The initial shock of being told “You have Lymphoma” was intense. I had no idea what Lymphoma was, as I don’t ever recall hearing about it, and had to ask my doctor to explain. Being told you have Cancer, at any age, is tragic. A million questions race through your mind, you start to wonder “Am I going to die?”, and suddenly, you feel out of control. It’s true. There isn’t much you can control when it comes to Cancer, but we have the power to control in how we deal with it.
My motto throughout treatment was “Always Be Fabulous”. To me, being fabulous is a state of mind and staying positive is the key. Instead of dwelling on the things I couldn’t change, like losing all my hair, I focused my energy into finding ways to staying positive. In this case, I purchased some fun-colored wigs and experimented with my personal style to help lift my mood. I would also find ways to look forward to my bi-weekly chemo treatments by creating new traditions. My guests would create the sign I would take a photo with and after each treatment I would order salty foods, I craved off Uber Eats, and later that evening, soak myself in an Epson salt bath with my cancer fighting music playlist loud on blast.

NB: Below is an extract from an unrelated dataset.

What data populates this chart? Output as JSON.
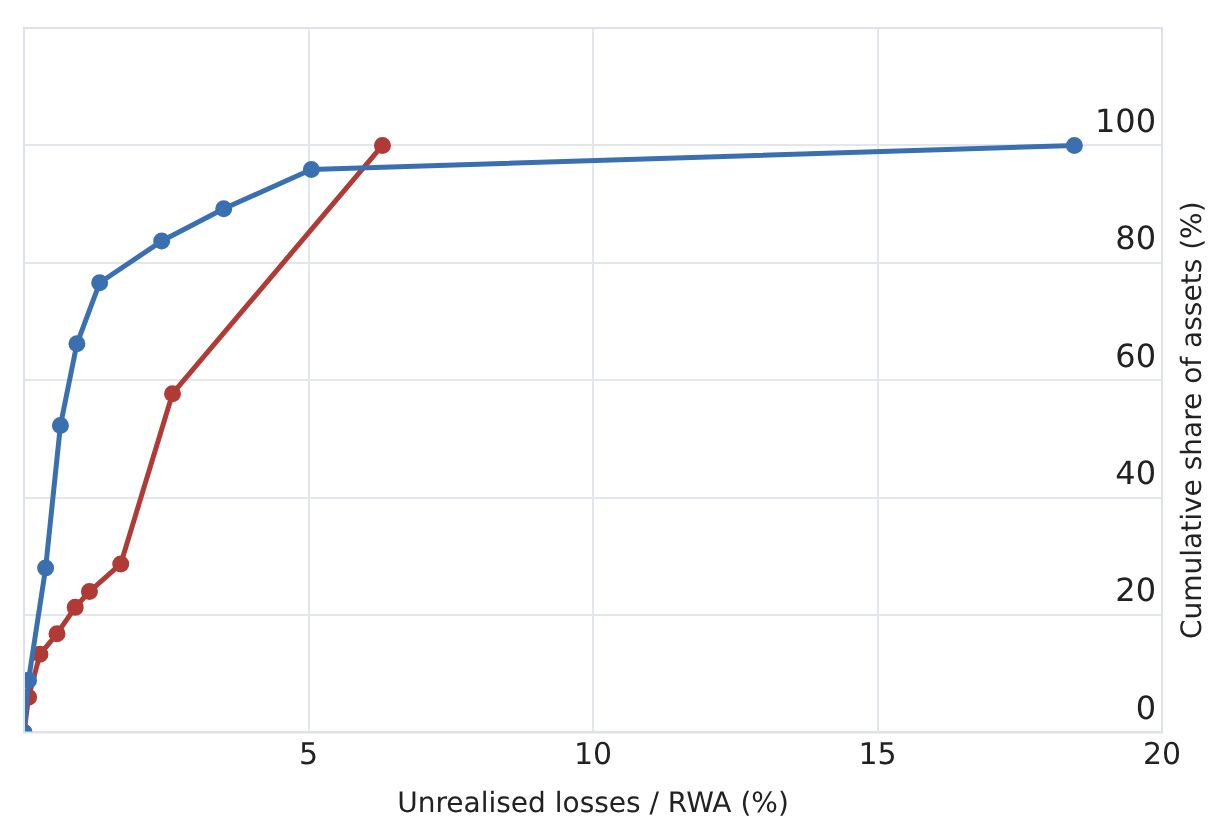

Having a positive outlook can change how you feel completely. Of course, there are bad days, but building up negative energy will end up making you feel worse. Just keep thinking to yourself “I can survive this”, and do whatever it is you need to help stay positive. The way I view it, is that being diagnosed with Cancer was not my first or last challenge in life to overcome. As life can be unpredictable, it’s best I get some practice in how to handle when a new challenge comes my way. I beat Cancer. I didn’t let it beat me.